Concealing 6-Figure Tax Liens Will Cost Broker

(CN) - The 2nd Circuit upheld sanctions against a financial executive who lied on his broker registration form, hiding the fact that he faced more than $634,000 in tax liens.

Having failed to pay most of his income taxes between 1993 and 2000, the Internal Revenue Service entered five separate liens totaling $634,436.28 against Scott Mathis.

But when Mathis founded a brokerage called InvestPrivate and a development-stage company called CelebrityStartUps.com in 2000, he never made the disclosures.

The Uniform Application for Securities Industry Registration or Transfer - also known as a U4 - specifically asks registrants if they have any unsatisfied judgments or liens against them.

When the Financial Industry Regulatory Authority caught wind of the inadequate forms that Mathis filed, it charged him in 2005 with willfully failing to disclose the liens and with willfully failing to amend the forms.

A FINRA panel fined him $10,000 and issued a three-month suspension, and those penalties were upheld by the agency's National Adjudicatory Council and by the Securities and Exchange Commission.

In his appeal to the SEC, Mathis argued that the alleged violation was not willful because he did not know that failure to disclose notices was a violation.

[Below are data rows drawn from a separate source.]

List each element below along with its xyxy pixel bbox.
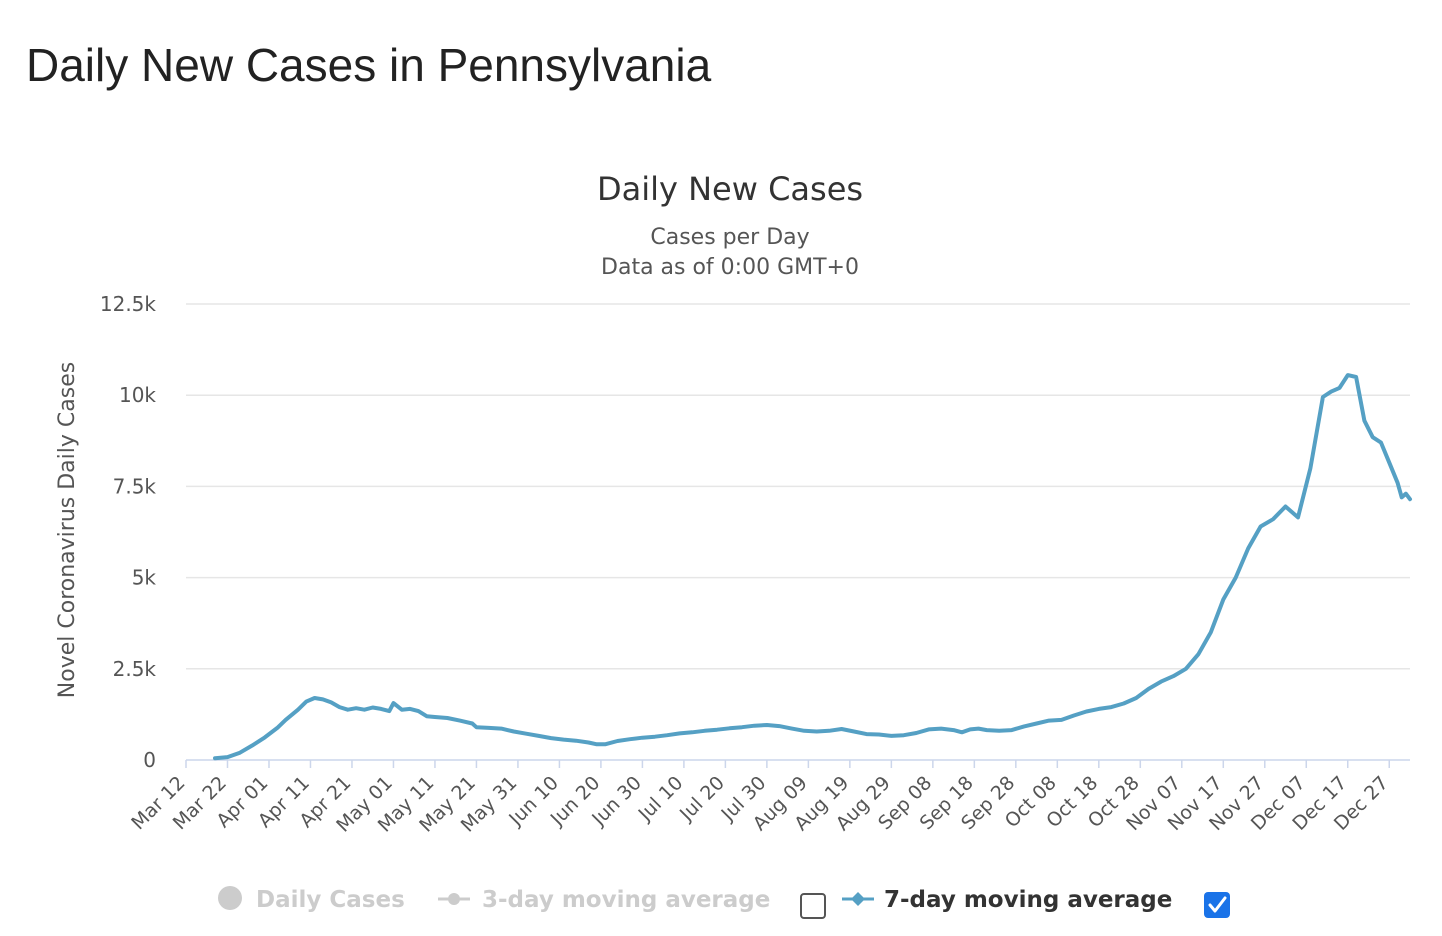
legend-circle-marker: [448, 893, 460, 905]
legend-item-3-day-average[interactable]: 3-day moving average: [438, 887, 770, 913]
legend-label-3-day-average: 3-day moving average: [482, 887, 770, 913]
legend-item-7-day-average[interactable]: 7-day moving average: [842, 887, 1172, 913]
legend: Daily Cases 3-day moving average 7-day m…: [218, 886, 1230, 919]
y-axis-title: Novel Coronavirus Daily Cases: [55, 362, 80, 698]
page-title: Daily New Cases in Pennsylvania: [26, 39, 712, 91]
legend-label-daily-cases: Daily Cases: [256, 887, 405, 913]
series-layer: [213, 373, 1412, 761]
series-line-7-day-average: [213, 373, 1412, 761]
x-tick-label: Jul 20: [675, 772, 729, 826]
y-tick-label: 10k: [119, 383, 156, 407]
y-axis: 0 2.5k 5k 7.5k 10k 12.5k: [100, 292, 157, 772]
y-tick-label: 2.5k: [113, 657, 157, 681]
y-tick-label: 5k: [132, 566, 157, 590]
chart-title: Daily New Cases: [597, 170, 863, 208]
checkbox-3-day-average[interactable]: [800, 893, 826, 919]
y-tick-label: 0: [143, 748, 156, 772]
checkmark-icon: [1208, 896, 1227, 913]
checkbox-7-day-average[interactable]: [1204, 892, 1230, 918]
legend-label-7-day-average: 7-day moving average: [884, 887, 1172, 913]
legend-diamond-marker: [851, 892, 865, 906]
y-tick-label: 7.5k: [113, 474, 157, 498]
chart-subtitle-line-2: Data as of 0:00 GMT+0: [601, 255, 859, 280]
checkbox-box: [1204, 892, 1230, 918]
chart-subtitle-line-1: Cases per Day: [650, 225, 809, 250]
gridlines: [186, 303, 1410, 761]
x-tick-label: Jul 10: [634, 772, 688, 826]
y-tick-label: 12.5k: [100, 292, 157, 316]
legend-circle-marker: [218, 886, 242, 910]
legend-item-daily-cases[interactable]: Daily Cases: [218, 886, 405, 913]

The SEC rejected the argument and said that Mathis was subject to "statutory disqualification" under the Securities Exchange Act, which could bar his association with any FINRA member firm.

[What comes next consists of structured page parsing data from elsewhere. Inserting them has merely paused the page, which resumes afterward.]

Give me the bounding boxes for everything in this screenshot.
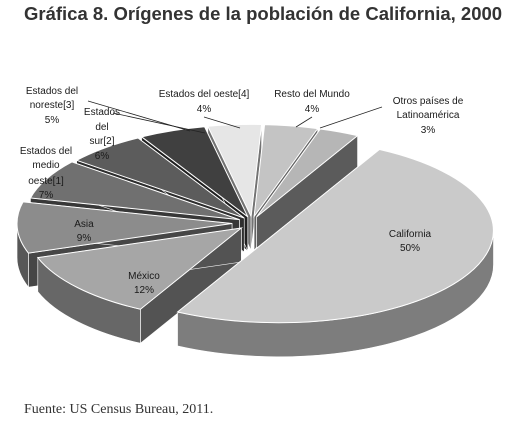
slice-name-label: California xyxy=(389,229,432,240)
slice-name-label: Estados del oeste[4] xyxy=(159,89,250,100)
leader-line xyxy=(203,116,241,129)
pie-slice xyxy=(16,201,233,254)
slice-value-label: 7% xyxy=(39,190,54,201)
pie-slice xyxy=(36,227,244,310)
slice-name-label: sur[2] xyxy=(89,136,114,147)
slice-name-label: Estados del xyxy=(20,146,72,157)
leader-line xyxy=(295,116,313,128)
slice-name-label: medio xyxy=(32,160,60,171)
slice-name-label: noreste[3] xyxy=(30,100,75,111)
pie-slice xyxy=(140,126,249,218)
slice-value-label: 4% xyxy=(197,104,212,115)
chart-title: Gráfica 8. Orígenes de la población de C… xyxy=(24,3,503,24)
slice-name-label: Resto del Mundo xyxy=(274,89,350,100)
pie-slice xyxy=(256,128,359,218)
leader-line xyxy=(112,112,206,134)
slice-name-label: Estados del xyxy=(26,86,78,97)
slice-name-label: México xyxy=(128,271,160,282)
pie-slice xyxy=(176,148,494,324)
slice-name-label: Otros países de xyxy=(393,96,464,107)
pie-slice xyxy=(207,123,263,219)
slice-value-label: 9% xyxy=(77,233,92,244)
slice-value-label: 3% xyxy=(421,125,436,136)
slice-value-label: 12% xyxy=(134,285,154,296)
leader-lines xyxy=(87,100,383,134)
leader-line xyxy=(87,100,191,132)
slice-value-label: 6% xyxy=(95,151,110,162)
slice-value-label: 5% xyxy=(45,115,60,126)
pie-slice xyxy=(75,137,245,219)
pie-slice xyxy=(253,124,319,219)
slice-value-label: 50% xyxy=(400,243,420,254)
slice-name-label: Latinoamérica xyxy=(397,110,460,121)
pie-tops xyxy=(16,123,494,324)
slice-name-label: Estados xyxy=(84,107,120,118)
leader-line xyxy=(319,106,383,129)
slice-name-label: Asia xyxy=(74,219,94,230)
slice-labels: California 50% México 12% Asia 9% Estados del m… xyxy=(20,86,464,296)
slice-value-label: 4% xyxy=(305,104,320,115)
pie-slice xyxy=(29,161,240,221)
slice-name-label: oeste[1] xyxy=(28,176,64,187)
slice-name-label: del xyxy=(95,122,108,133)
source-note: Fuente: US Census Bureau, 2011. xyxy=(24,402,214,417)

Citing "substantial evidence" to support the finding that Mathis "willfully" violated broker registration requirements, the Manhattan-based federal appeals court also upheld the sanctions.

Mathis mounted conflicting arguments through the appeals process, according to the 19-page decision. First Mathis argued that he did not know about the tax liens, then he claimed to have relied on a adviser who told him he did not have to report them because they were not directly connected to the securities industry. He later claimed he that he had been distracted when he answered "yes" to a U4 question asking if he had paid all of his federal, state and local taxes.

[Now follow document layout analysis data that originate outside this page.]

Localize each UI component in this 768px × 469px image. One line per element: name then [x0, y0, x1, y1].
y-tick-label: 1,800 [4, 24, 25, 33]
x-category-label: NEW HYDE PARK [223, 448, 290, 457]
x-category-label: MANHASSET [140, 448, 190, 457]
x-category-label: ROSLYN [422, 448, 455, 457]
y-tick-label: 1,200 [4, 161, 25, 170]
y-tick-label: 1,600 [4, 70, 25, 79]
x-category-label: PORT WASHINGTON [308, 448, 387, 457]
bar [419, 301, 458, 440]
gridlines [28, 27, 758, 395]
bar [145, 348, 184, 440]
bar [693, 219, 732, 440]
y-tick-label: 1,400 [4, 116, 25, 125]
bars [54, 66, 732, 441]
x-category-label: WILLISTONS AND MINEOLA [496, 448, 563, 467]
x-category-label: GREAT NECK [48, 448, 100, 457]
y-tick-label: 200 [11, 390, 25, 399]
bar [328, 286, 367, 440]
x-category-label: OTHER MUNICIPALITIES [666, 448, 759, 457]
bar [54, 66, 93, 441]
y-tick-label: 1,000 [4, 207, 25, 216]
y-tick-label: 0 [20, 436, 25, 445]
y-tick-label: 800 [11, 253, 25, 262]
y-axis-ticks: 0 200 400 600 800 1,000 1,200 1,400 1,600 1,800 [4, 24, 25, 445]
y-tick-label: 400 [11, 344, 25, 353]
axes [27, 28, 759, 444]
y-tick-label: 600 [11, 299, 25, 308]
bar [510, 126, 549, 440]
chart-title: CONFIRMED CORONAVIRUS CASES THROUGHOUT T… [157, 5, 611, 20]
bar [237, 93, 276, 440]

Mathis also claimed that he believed he did not have to report notices of tax liens because he thought there was a difference between the notice and the actual lien.

In his appeal to the 2nd Circuit, Mathis said the SEC could prove willful violation only after proving that Mathis understood he was breaking a particular rule.

But the three-judge panel said circuit precedent in Tager v. SEC holds otherwise.

"We rejected Tager's argument that the broker must have understood that he was violating a particular rule in order to be found to have willfully violated that rule," Judge Raymond Lohier Jr wrote for the court. "In doing so, we explained that 'it has been uniformly held that "willfully" in this context means intentionally committing the act which constitutes the violation. There is no requirement that the actor also be aware that he is violating one of the rules or acts.'"

An executive biography for Diversified Private Equity Corp. notes that Mathis founded the company in 1999 after 25 years in the financial industry. InvestPrivate is a DPEC subsidiary.

Mathis has paid the outstanding liens.